Las zapatistas y los activistas europeos que participaron en la Gira Zapatista, se movilizaron en el marco de la Travesía por la Vida – Capítulo Europa desde diferentes formas políticas, sobresaliendo las prácticas gráficas que en gran medida confluían en el barquito de la gira Zapatista.

Cuando los tiempos se repetían sobre sí mismos, sin salida, sin puerta alguna, sin mañana, cuando todo era como injusto, hablaron los hombres verdaderos, los sin rostro, los que en la noche andan, los que son montaña, y así dijeron: Es razón y voluntad de los hombres y mujeres buenos buscar y encontrar la manera mejor de gobernar y gobernarse, lo que es bueno para los más para todos es bueno. Esta evocadora frase del Subcomandante Marcos encapsula la esencia de un movimiento surgido en 1994, en respuesta a la disolución de las formas de producción y reproducción de los sectores populares a raíz de la oleada neoliberal de los ochenta. Desde su irrupción el 1° de enero de 1994, el EZLN se ha consolidado como un referente clave en las resistencias contra la globalización neoliberal, no solo por su acción directa, sino por su innovadora estrategia comunicativa y visual. Periódicos, internet, filmaciones, murales, radios comunitarias, dibujos, pinturas y poesías son solo algunos de los vehículos a través de los cuales enuncian la búsqueda de «otra comunicación» y «otra cultura», permitiéndoles significarse como pueblos indígenas organizados y dar cuenta de su realidad cotidiana de una manera creativa e inédita reconocida globalmente.

Índice de Contenido

El Diseño como Estrategia: Una Nueva Visibilidad Zapatista

El rol del diseño y la estética en la estrategia zapatista es fundamental. Desde el vasto repertorio visual generado en sus comunidades autónomas a partir de 1994, el EZLN ha logrado adquirir una mayor legitimidad y reconocimiento, al integrar de manera poderosa aspectos tanto políticos como estéticos en su lucha. Esta fusión no es casual; es una elección consciente para resistir al discurso dominante y plantearse como una nueva forma de visibilidad. Al analizar los murales producidos en Oventic (Chiapas, México), desde una perspectiva estético-política, se puede determinar el papel crucial de la dimensión estética.
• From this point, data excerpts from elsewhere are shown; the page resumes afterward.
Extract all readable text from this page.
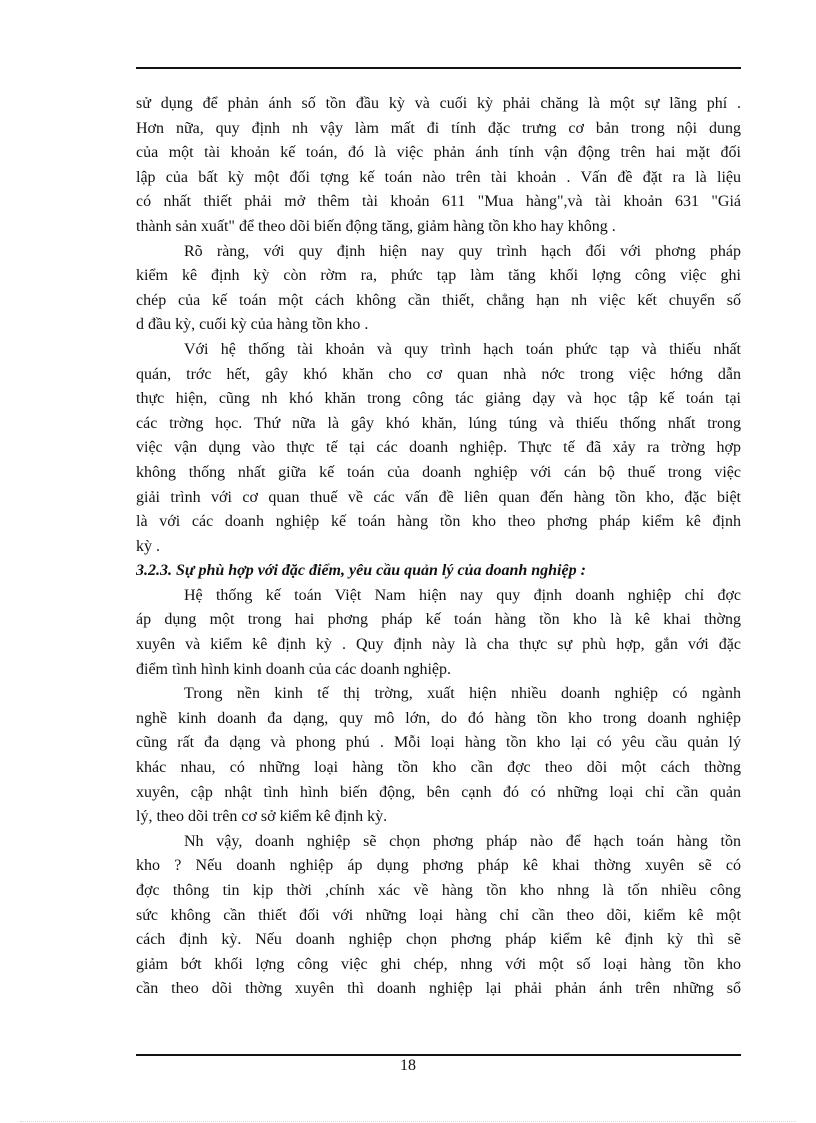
sử dụng để phản ánh số tồn đầu kỳ và cuối kỳ phải chăng là một sự lãng phí .
Hơn nữa, quy định nh vậy làm mất đi tính đặc trưng cơ bản trong nội dung
của một tài khoản kế toán, đó là việc phản ánh tính vận động trên hai mặt đối
lập của bất kỳ một đối tợng kế toán nào trên tài khoản . Vấn đề đặt ra là liệu
có nhất thiết phải mở thêm tài khoản 611 "Mua hàng",và tài khoản 631 "Giá
thành sản xuất" để theo dõi biến động tăng, giảm hàng tồn kho hay không .
Rõ ràng, với quy định hiện nay quy trình hạch đối với phơng pháp
kiểm kê định kỳ còn rờm ra, phức tạp làm tăng khối lợng công việc ghi
chép của kế toán một cách không cần thiết, chẳng hạn nh việc kết chuyển số
d đầu kỳ, cuối kỳ của hàng tồn kho .
Với hệ thống tài khoản và quy trình hạch toán phức tạp và thiếu nhất
quán, trớc hết, gây khó khăn cho cơ quan nhà nớc trong việc hớng dẫn
thực hiện, cũng nh khó khăn trong công tác giảng dạy và học tập kế toán tại
các trờng học. Thứ nữa là gây khó khăn, lúng túng và thiếu thống nhất trong
việc vận dụng vào thực tế tại các doanh nghiệp. Thực tế đã xảy ra trờng hợp
không thống nhất giữa kế toán của doanh nghiệp với cán bộ thuế trong việc
giải trình với cơ quan thuế về các vấn đề liên quan đến hàng tồn kho, đặc biệt
là với các doanh nghiệp kế toán hàng tồn kho theo phơng pháp kiểm kê định
kỳ .
3.2.3. Sự phù hợp với đặc điểm, yêu cầu quản lý của doanh nghiệp :
Hệ thống kế toán Việt Nam hiện nay quy định doanh nghiệp chỉ đợc
áp dụng một trong hai phơng pháp kế toán hàng tồn kho là kê khai thờng
xuyên và kiểm kê định kỳ . Quy định này là cha thực sự phù hợp, gắn với đặc
điểm tình hình kinh doanh của các doanh nghiệp.
Trong nền kinh tế thị trờng, xuất hiện nhiều doanh nghiệp có ngành
nghề kinh doanh đa dạng, quy mô lớn, do đó hàng tồn kho trong doanh nghiệp
cũng rất đa dạng và phong phú . Mỗi loại hàng tồn kho lại có yêu cầu quản lý
khác nhau, có những loại hàng tồn kho cần đợc theo dõi một cách thờng
xuyên, cập nhật tình hình biến động, bên cạnh đó có những loại chỉ cần quản
lý, theo dõi trên cơ sở kiểm kê định kỳ.
Nh vậy, doanh nghiệp sẽ chọn phơng pháp nào để hạch toán hàng tồn
kho ? Nếu doanh nghiệp áp dụng phơng pháp kê khai thờng xuyên sẽ có
đợc thông tin kịp thời ,chính xác về hàng tồn kho nhng là tốn nhiều công
sức không cần thiết đối với những loại hàng chỉ cần theo dõi, kiểm kê một
cách định kỳ. Nếu doanh nghiệp chọn phơng pháp kiểm kê định kỳ thì sẽ
giảm bớt khối lợng công việc ghi chép, nhng với một số loại hàng tồn kho
cần theo dõi thờng xuyên thì doanh nghiệp lại phải phản ánh trên những sổ
18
El análisis de estas piezas va más allá de la mera descripción de un estilo; incluye el modo particular en que el zapatismo articula la política y la estética a partir de la construcción de escenas de disenso, dando origen a nuevas formas de significar la realidad y constituyendo una nueva visibilidad.

Para entender esta articulación, es pertinente recurrir a la propuesta teórica de Jacques Rancière y sus nociones de política/policía, estética, consenso/disenso y anonimato. Estas categorías permiten pensar las manifestaciones artísticas del movimiento como intentos de subvertir el reparto de lo sensible, es decir, de reconfigurar lo que es visible, decible y pensable dentro de una sociedad. Desde su levantamiento en 1994 y con sus primeros murales en 1995, el EZLN se manifiesta como un sujeto político que da voz a los excluidos, deseando, a través de sus manifestaciones artísticas, ser visto por la comunidad mexicana y por el mundo. De modo colectivo, el zapatismo se opone al orden policial que los ha ubicado en los márgenes, considerándolos «sobrantes» o «testigos y víctimas de la ruptura social» por no haber seguido el ritmo de la modernidad. A través de su trabajo en la reconfiguración de la división de lo sensible, el zapatismo persiste en su lucha contra la exclusión y la dominación, reconstituyendo el espacio de división y la capacidad de intervención política. En el caracol de Oventic, los signos visuales no solo construyen su identidad, sino que también denuncian y reclaman al gobierno en turno.

La Lucha Indígena Reflejada en los Murales

El EZLN considera que las pintadas en los muros son un método de manifestación artística que les permite demostrar su situación. Son un modo diferente de expresar o contar su historia, y lo más notable es que, a la hora de realizar un mural, es el propio pueblo quien decide qué es lo que quiere que se pinte. Esto confiere a cada obra una autenticidad y una representatividad inigualables. Resulta entonces fundamental interpretar las escenas recurrentes en las que se manifiesta la exclusión a la que son sometidos, así como sus aspiraciones.

Desde su aparición en la escena política, el EZLN ha buscado hacer visible el modo en que la sociedad mexicana los excluye por su condición de indígenas. En sus murales, representan principalmente sus demandas: la necesidad de expresar su identidad colectiva en peligro, sentimientos de indignación e injusticia, y el objetivo político de una integración sociopolítica desde su reconocimiento, el respeto de su territorialidad y su autonomía jurídico-política. En Oventic, abundan las escenas que representan características y tareas cotidianas propias de su cultura, respondiendo al pedido de reconocimiento de su identidad y la necesidad de hacerse notar. Por ejemplo, se observa a grupos de indígenas en campos de siembra, representando su lucha por tierras que les permitan un sustento económico digno. El acompañamiento de imágenes con frases como «Digna rabia. Lekil Joviel» refuerza este reclamo por buenas condiciones para la siembra y protesta hacia el Estado que los excluye. Otro ejemplo muestra a mujeres indígenas zapatistas en el campo con paliacate en el rostro, una con un niño en sus brazos, una representación característica de la mujer indígena, chiapaneca y zapatista, a la que se ancla la frase: «La resistencia es fértil». De este modo, enfatizan tanto su lucha, que dará buenos frutos, como las tierras por las que reclaman, que son productoras de abundancia.

Siguiendo con la temática de la lucha, destacan murales donde una mujer, un hombre y un niño sostienen banderas, cada una representando los principales motivos de su lucha: libertad, tierra e igualdad. La frase «Nuestra palabra es nuestra arma» alude a la lucha zapatista, caracterizada por ser una guerrilla fundamentalmente discursiva, que incluye lo escrito, lo hablado y las representaciones visuales.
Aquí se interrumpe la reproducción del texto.